This SEC Order, In the Matter of The Dow Chemical Company, is a great refresher—at Dow’s expense, unfortunately for Dow—on the analysis required to determine whether or not certain expenses and benefits are perquisites or personal benefits that must be disclosed in the Summary Comp Table in the proxy statement. As you probably know, the analysis for determining whether an item is a disclosable “perk” can be very tricky to apply, especially when it involves the use of corporate jets by executives and their friends and families. The SEC claims that Dow applied the wrong standard altogether in its analysis, failing to disclose over a five-year period $3M in CEO perks and understating the CEO’s disclosed perks by an average of 59%. Dow settled the charges for a fine of $1.75M and also undertook to engage an independent consultant that would perform a review of Dow’s policies, procedures and controls and conduct training related to the determination of perks.
For quite a while, the CDIs related to the proxy rules and proxy statements have been a bit of a hodge-podge of different sources and supplements. There were even interpretations extant from the ancient Telephone Interpretations Manual—you may even have a mimeograph copy of that in your office somewhere. Now, Corp Fin has undertaken to update and harmonize some of those proxy-related interpretations, specifically the basic Interpretations Manual and its March 1999 Supplement. The rest of the supplements remain undisturbed for the moment; however, Corp Fin advises that it is in the process of updating them all.
SEC approves amendments to NYSE Manual largely eliminating requirement to deliver to NYSE hard copies of proxy materials
On March 1, the SEC approved the NYSE’s proposal to largely eliminate the requirement to provide hard copies of proxy materials to the NYSE. Prior to approval of the amendment, listed companies were required to provide hard copies of proxy materials to the NYSE under Section 204.00(B) and Section 402.01 of the NYSE Manual. Notwithstanding the requirements of Rule 14a-6(b) to deliver hard copies to the applicable exchange (from which the NYSE has obtained no-action relief), the amendment to Section 402.01 provides that listed companies will not be required to provide hard copies of proxy materials to the NYSE, so long as they are included in their entirety in an SEC filing available on EDGAR.
Is it just me? Am I the only one that finds having to decipher a load of graphics in a proxy statement to be somewhat daunting on occasion? Inclusion of graphics in lieu of copious text has been almost de rigueur in proxy statements for several seasons now as a way to facilitate comprehension of sometimes complex data. And most often, those graphics are relatively effective for that purpose. As we head into the 2018 proxy season, however, this piece in CFO.com suggests that some forms of visual presentation may be, well, a lot more useful than others.

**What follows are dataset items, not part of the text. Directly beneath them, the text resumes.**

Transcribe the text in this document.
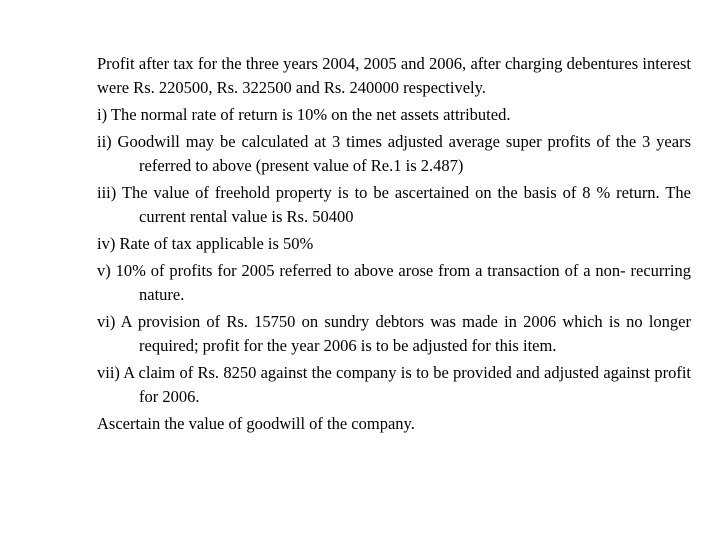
Profit after tax for the three years 2004, 2005 and 2006, after charging debentures interest were Rs. 220500, Rs. 322500 and Rs. 240000 respectively.

i) The normal rate of return is 10% on the net assets attributed.

ii) Goodwill may be calculated at 3 times adjusted average super profits of the 3 years referred to above (present value of Re.1 is 2.487)

iii) The value of freehold property is to be ascertained on the basis of 8 % return. The current rental value is Rs. 50400

iv) Rate of tax applicable is 50%

v) 10% of profits for 2005 referred to above arose from a transaction of a non- recurring nature.

vi) A provision of Rs. 15750 on sundry debtors was made in 2006 which is no longer required; profit for the year 2006 is to be adjusted for this item.

vii) A claim of Rs. 8250 against the company is to be provided and adjusted against profit for 2006.

Ascertain the value of goodwill of the company.
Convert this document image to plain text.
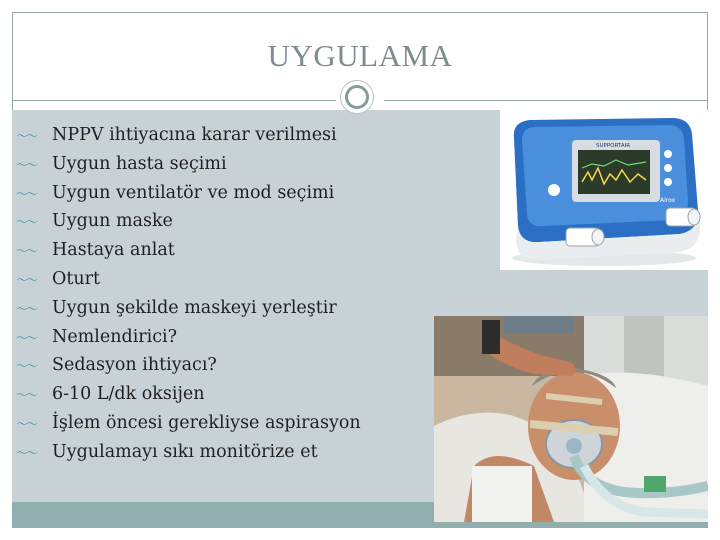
UYGULAMA
〜〜 NPPV ihtiyacına karar verilmesi
〜〜 Uygun hasta seçimi
〜〜 Uygun ventilatör ve mod seçimi
〜〜 Uygun maske
〜〜 Hastaya anlat
〜〜 Oturt
〜〜 Uygun şekilde maskeyi yerleştir
〜〜 Nemlendirici?
〜〜 Sedasyon ihtiyacı?
〜〜 6-10 L/dk oksijen
〜〜 İşlem öncesi gerekliyse aspirasyon
〜〜 Uygulamayı sıkı monitörize et
SUPPORTAIR
Airox
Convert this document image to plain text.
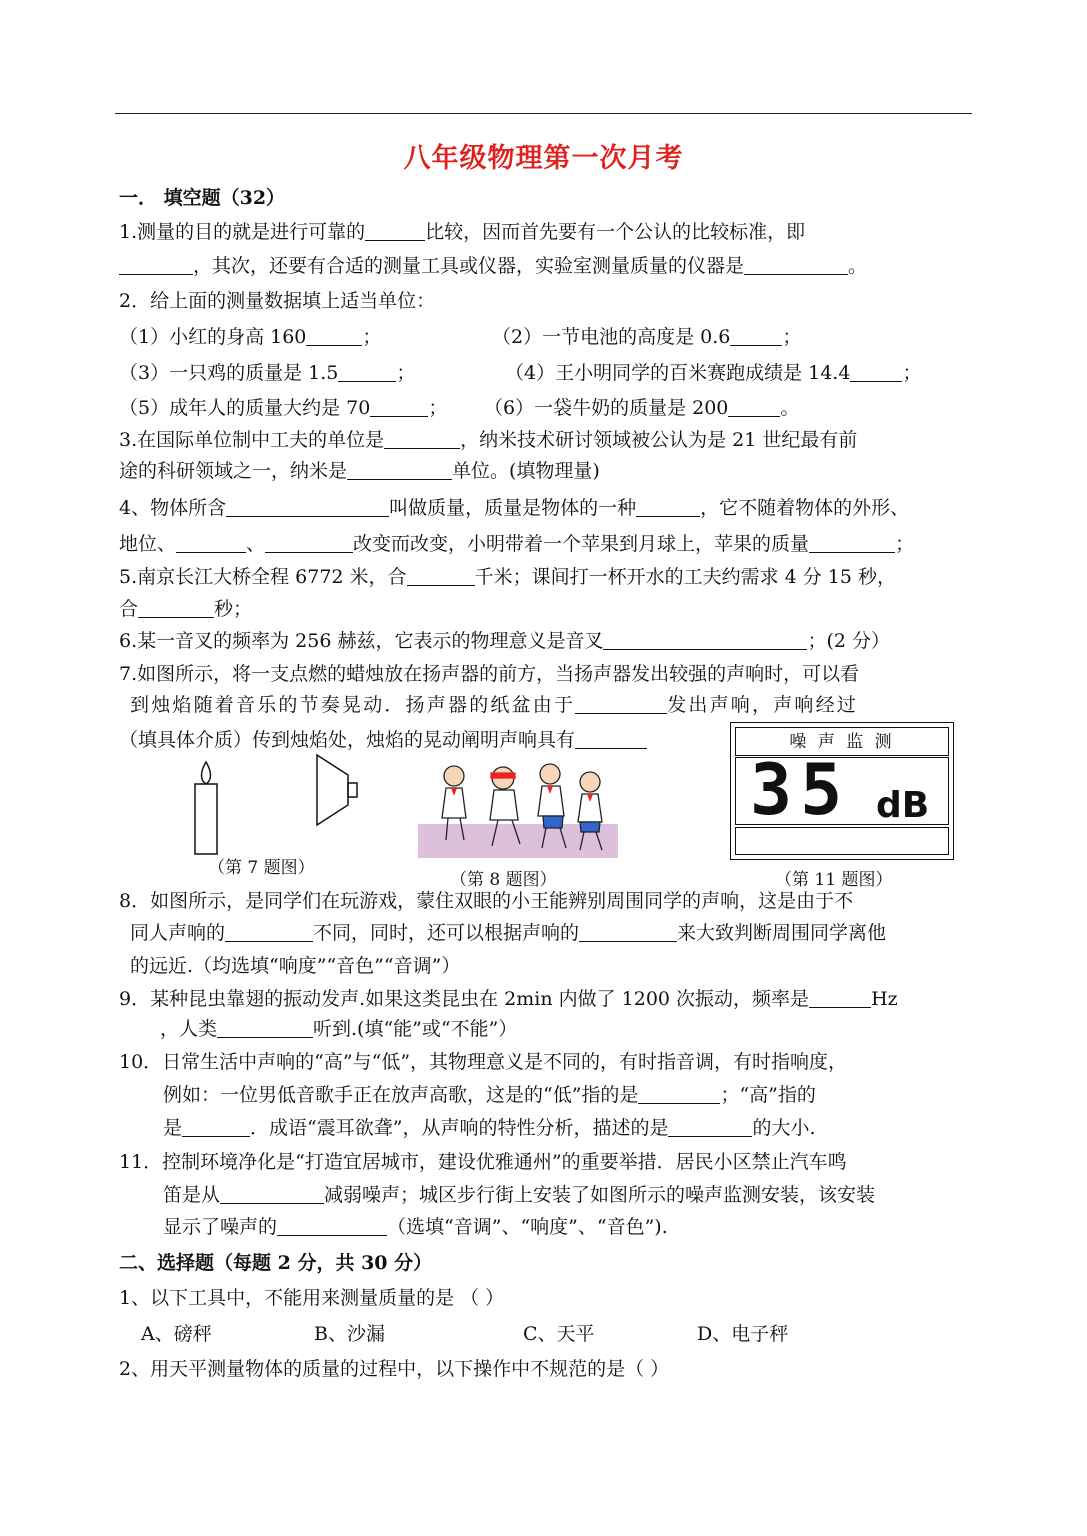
八年级物理第一次月考
一． 填空题（32）
1.测量的目的就是进行可靠的	比较，因而首先要有一个公认的比较标准，即
，其次，还要有合适的测量工具或仪器，实验室测量质量的仪器是	。
2．给上面的测量数据填上适当单位：
（1）小红的身高 160	；	（2）一节电池的高度是 0.6	；
（3）一只鸡的质量是 1.5	；	（4）王小明同学的百米赛跑成绩是 14.4	；
（5）成年人的质量大约是 70	； （6）一袋牛奶的质量是 200	。
3.在国际单位制中工夫的单位是	，纳米技术研讨领域被公认为是 21 世纪最有前
途的科研领域之一，纳米是	单位。(填物理量)
4、物体所含	叫做质量，质量是物体的一种	，它不随着物体的外形、
地位、	、	改变而改变，小明带着一个苹果到月球上，苹果的质量	；
5.南京长江大桥全程 6772 米，合	千米；课间打一杯开水的工夫约需求 4 分 15 秒，
合	秒；
6.某一音叉的频率为 256 赫兹，它表示的物理意义是音叉	；(2 分）
7.如图所示，将一支点燃的蜡烛放在扬声器的前方，当扬声器发出较强的声响时，可以看
到烛焰随着音乐的节奏晃动．扬声器的纸盆由于	发出声响，声响经过
（填具体介质）传到烛焰处，烛焰的晃动阐明声响具有
（第 7 题图）
（第 8 题图）
噪 声 监 测
35 dB
（第 11 题图）
8．如图所示，是同学们在玩游戏，蒙住双眼的小王能辨别周围同学的声响，这是由于不
同人声响的	不同，同时，还可以根据声响的	来大致判断周围同学离他
的远近.（均选填“响度”“音色”“音调”）
9．某种昆虫靠翅的振动发声.如果这类昆虫在 2min 内做了 1200 次振动，频率是	Hz
，人类	听到.(填“能”或“不能”）
10．日常生活中声响的“高”与“低”，其物理意义是不同的，有时指音调，有时指响度，
例如：一位男低音歌手正在放声高歌，这是的“低”指的是	；“高”指的
是	．成语“震耳欲聋”，从声响的特性分析，描述的是	的大小.
11．控制环境净化是“打造宜居城市，建设优雅通州”的重要举措．居民小区禁止汽车鸣
笛是从	减弱噪声；城区步行街上安装了如图所示的噪声监测安装，该安装
显示了噪声的	（选填“音调”、“响度”、“音色”).
二、选择题（每题 2 分，共 30 分）
1、以下工具中，不能用来测量质量的是 （ ）
A、磅秤	B、沙漏	C、天平	D、电子秤
2、用天平测量物体的质量的过程中，以下操作中不规范的是（ ）
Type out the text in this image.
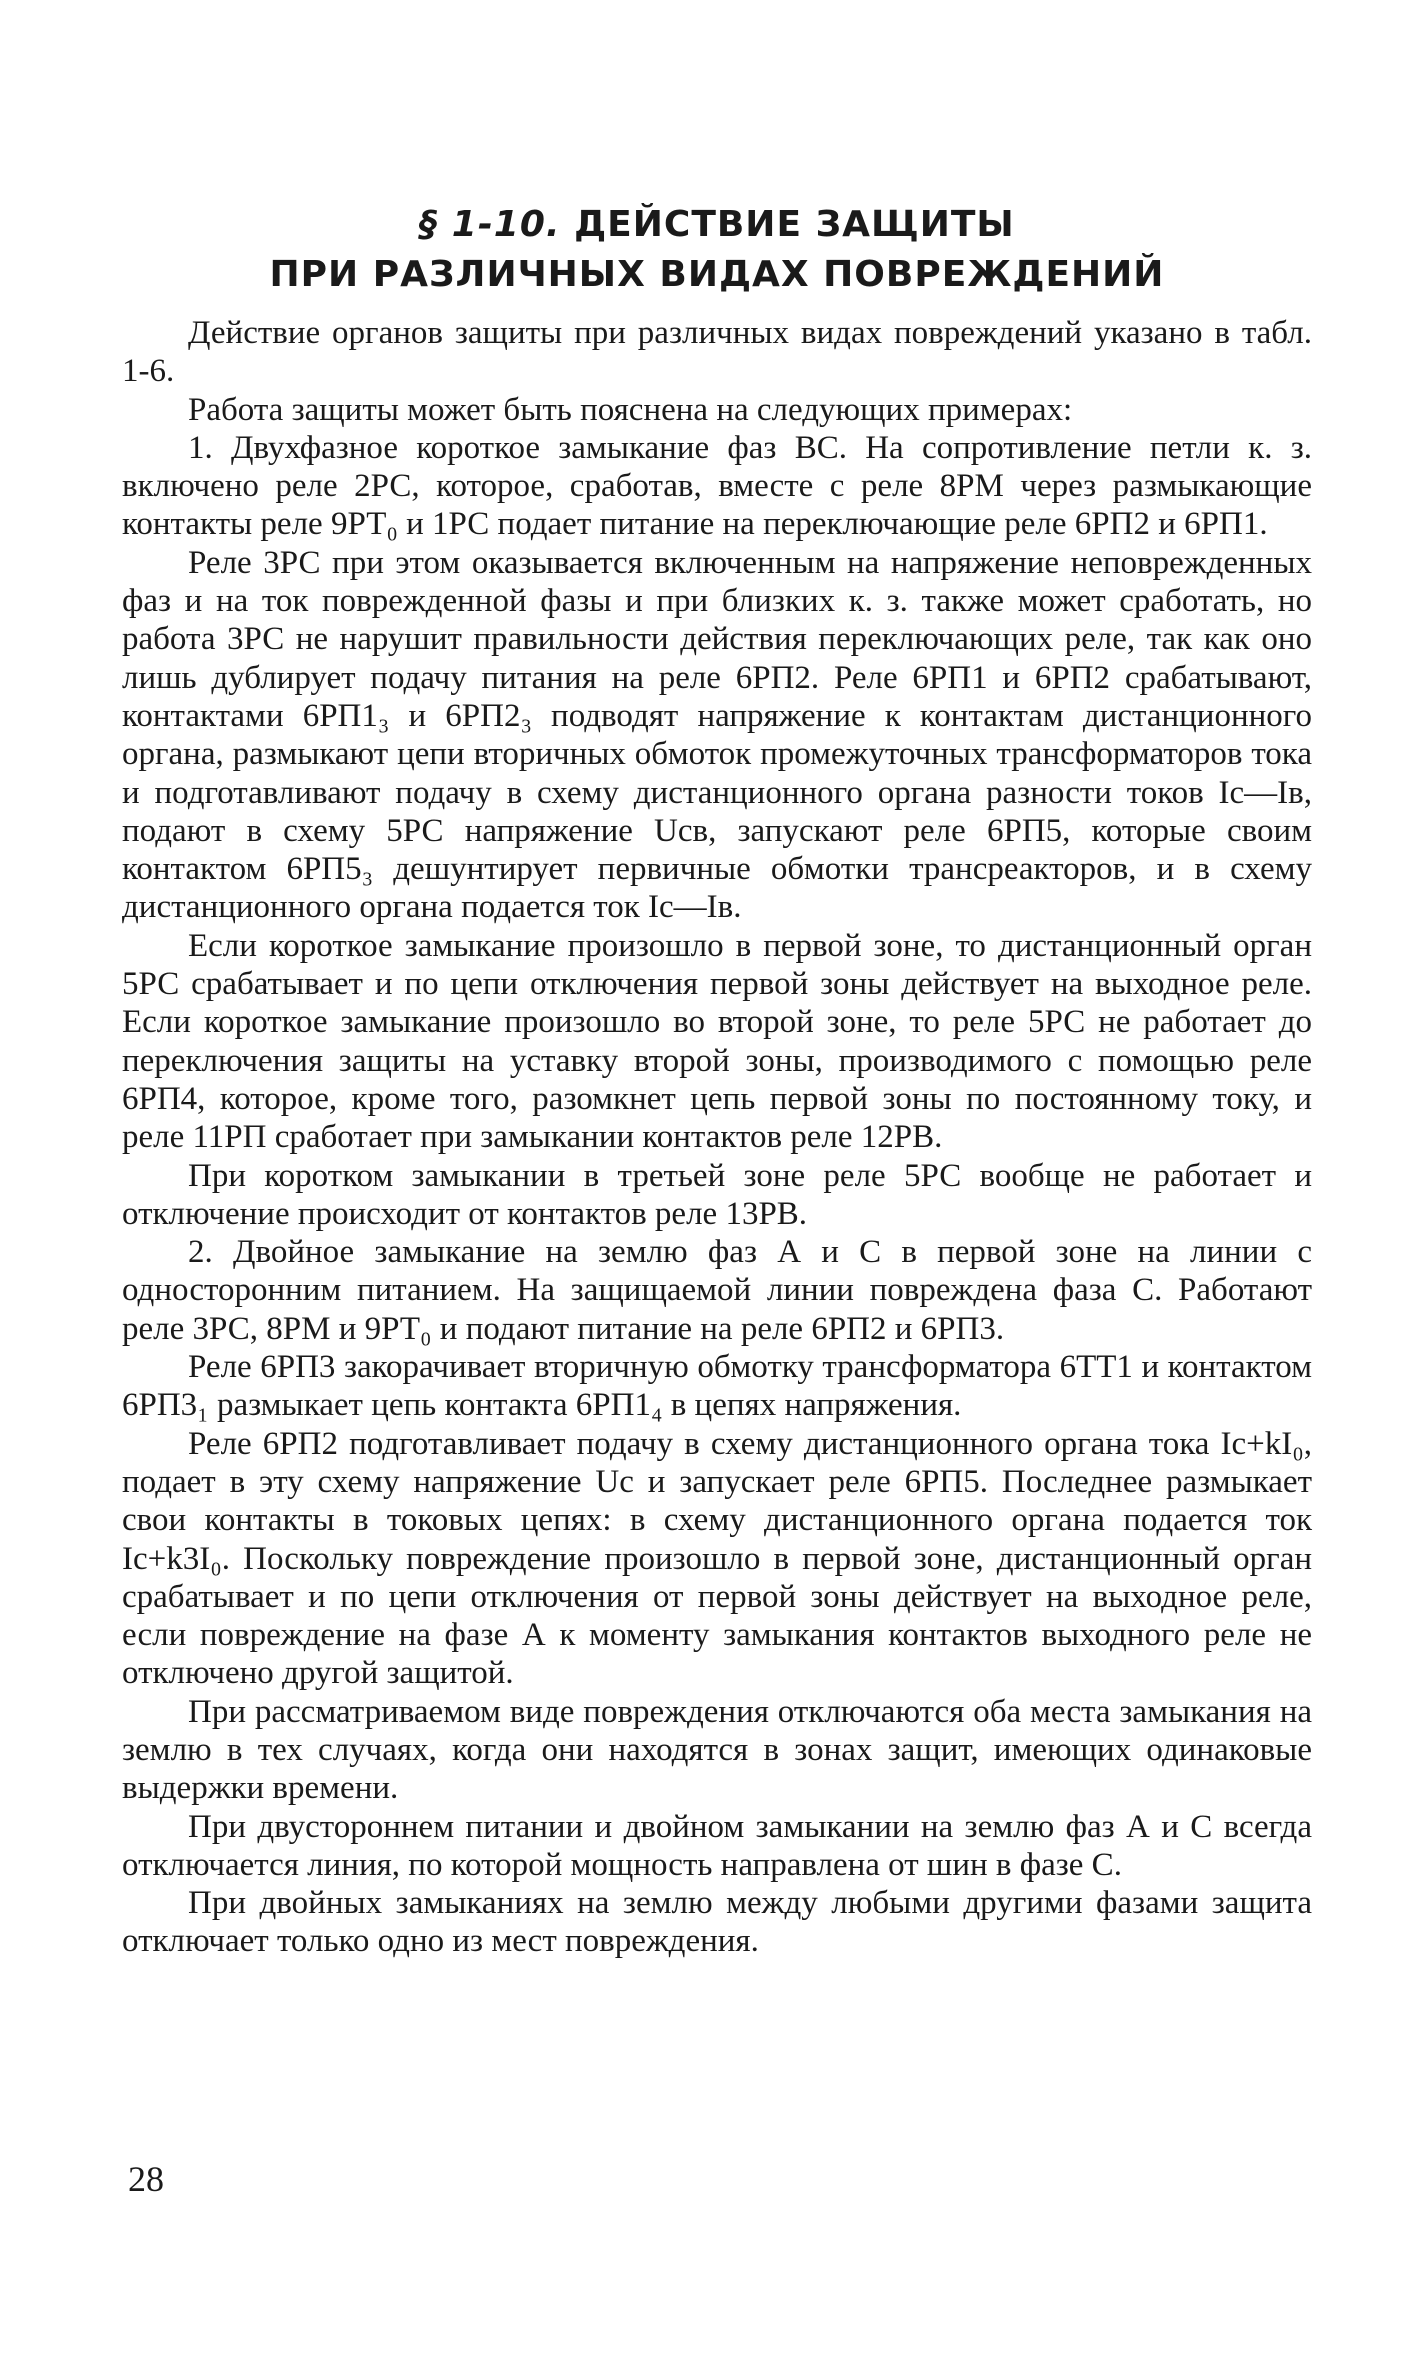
§ 1-10. ДЕЙСТВИЕ ЗАЩИТЫ
ПРИ РАЗЛИЧНЫХ ВИДАХ ПОВРЕЖДЕНИЙ

Действие органов защиты при различных видах повреждений указано в табл. 1-6.

Работа защиты может быть пояснена на следующих примерах:

1. Двухфазное короткое замыкание фаз ВС. На сопротивление петли к. з. включено реле 2РС, которое, сработав, вместе с реле 8РМ через размыкающие контакты реле 9РТ₀ и 1РС подает питание на переключающие реле 6РП2 и 6РП1.

Реле 3РС при этом оказывается включенным на напряжение неповрежденных фаз и на ток поврежденной фазы и при близких к. з. также может сработать, но работа 3РС не нарушит правильности действия переключающих реле, так как оно лишь дублирует подачу питания на реле 6РП2. Реле 6РП1 и 6РП2 срабатывают, контактами 6РП1₃ и 6РП2₃ подводят напряжение к контактам дистанционного органа, размыкают цепи вторичных обмоток промежуточных трансформаторов тока и подготавливают подачу в схему дистанционного органа разности токов Iс—Iв, подают в схему 5РС напряжение Uсв, запускают реле 6РП5, которые своим контактом 6РП5₃ дешунтирует первичные обмотки трансреакторов, и в схему дистанционного органа подается ток Iс—Iв.

Если короткое замыкание произошло в первой зоне, то дистанционный орган 5РС срабатывает и по цепи отключения первой зоны действует на выходное реле. Если короткое замыкание произошло во второй зоне, то реле 5РС не работает до переключения защиты на уставку второй зоны, производимого с помощью реле 6РП4, которое, кроме того, разомкнет цепь первой зоны по постоянному току, и реле 11РП сработает при замыкании контактов реле 12РВ.

При коротком замыкании в третьей зоне реле 5РС вообще не работает и отключение происходит от контактов реле 13РВ.

2. Двойное замыкание на землю фаз А и С в первой зоне на линии с односторонним питанием. На защищаемой линии повреждена фаза С. Работают реле 3РС, 8РМ и 9РТ₀ и подают питание на реле 6РП2 и 6РП3.

Реле 6РП3 закорачивает вторичную обмотку трансформатора 6ТТ1 и контактом 6РП3₁ размыкает цепь контакта 6РП1₄ в цепях напряжения.

Реле 6РП2 подготавливает подачу в схему дистанционного органа тока Iс+kI₀, подает в эту схему напряжение Uс и запускает реле 6РП5. Последнее размыкает свои контакты в токовых цепях: в схему дистанционного органа подается ток Iс+k3I₀. Поскольку повреждение произошло в первой зоне, дистанционный орган срабатывает и по цепи отключения от первой зоны действует на выходное реле, если повреждение на фазе А к моменту замыкания контактов выходного реле не отключено другой защитой.

При рассматриваемом виде повреждения отключаются оба места замыкания на землю в тех случаях, когда они находятся в зонах защит, имеющих одинаковые выдержки времени.

При двустороннем питании и двойном замыкании на землю фаз А и С всегда отключается линия, по которой мощность направлена от шин в фазе С.

При двойных замыканиях на землю между любыми другими фазами защита отключает только одно из мест повреждения.

28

Assessing impact of major tax law change, if enacted, on financial statements on a timely basis would present huge challenge
The potential passage of the new tax bill is giving some finance departments conniptions, according to Bloomberg BNA, and they’re hoping that the SEC will address the problem. The SEC? Yes. While companies are happy to see the tax breaks, some companies, especially large multinational companies, are anxious about whether they will be able to accurately determine the impact of the tax changes on their financial statements in time to file their annual and quarterly reports with the SEC. The obvious concern is that, if the SEC doesn’t extend the filing deadline, companies could risk making material misstatements.
PwC’s 2017 Annual Corporate Directors Survey shows directors “clearly out of step” with institutional investors on social issues
In its Annual Corporate Directors Survey for 2017, PwC surveyed 886 directors of public companies and concluded that there is a “real divide” between directors and institutional investors (which own 70% of U.S. public company stocks) on several issues. More recently, PwC observes, public companies have been placed in the unusual position of being called upon to tackle some of society’s ills: in light of the “new administration in Washington and growing social divisiveness, US public company directors are faced with great expectations from investors and the public. Perhaps now more than ever, public companies are being asked to take the lead in addressing some of society’s most difficult problems. From seeking action on climate change to advancing diversity, stakeholder expectations are increasing and many companies are responding.” But apparently, many boards are not taking up that challenge; PwC’s “research shows that directors are clearly out of step with investor priorities in some critical areas,” such as environmental issues, board gender diversity and social issues, such as income inequality and employee retirement security.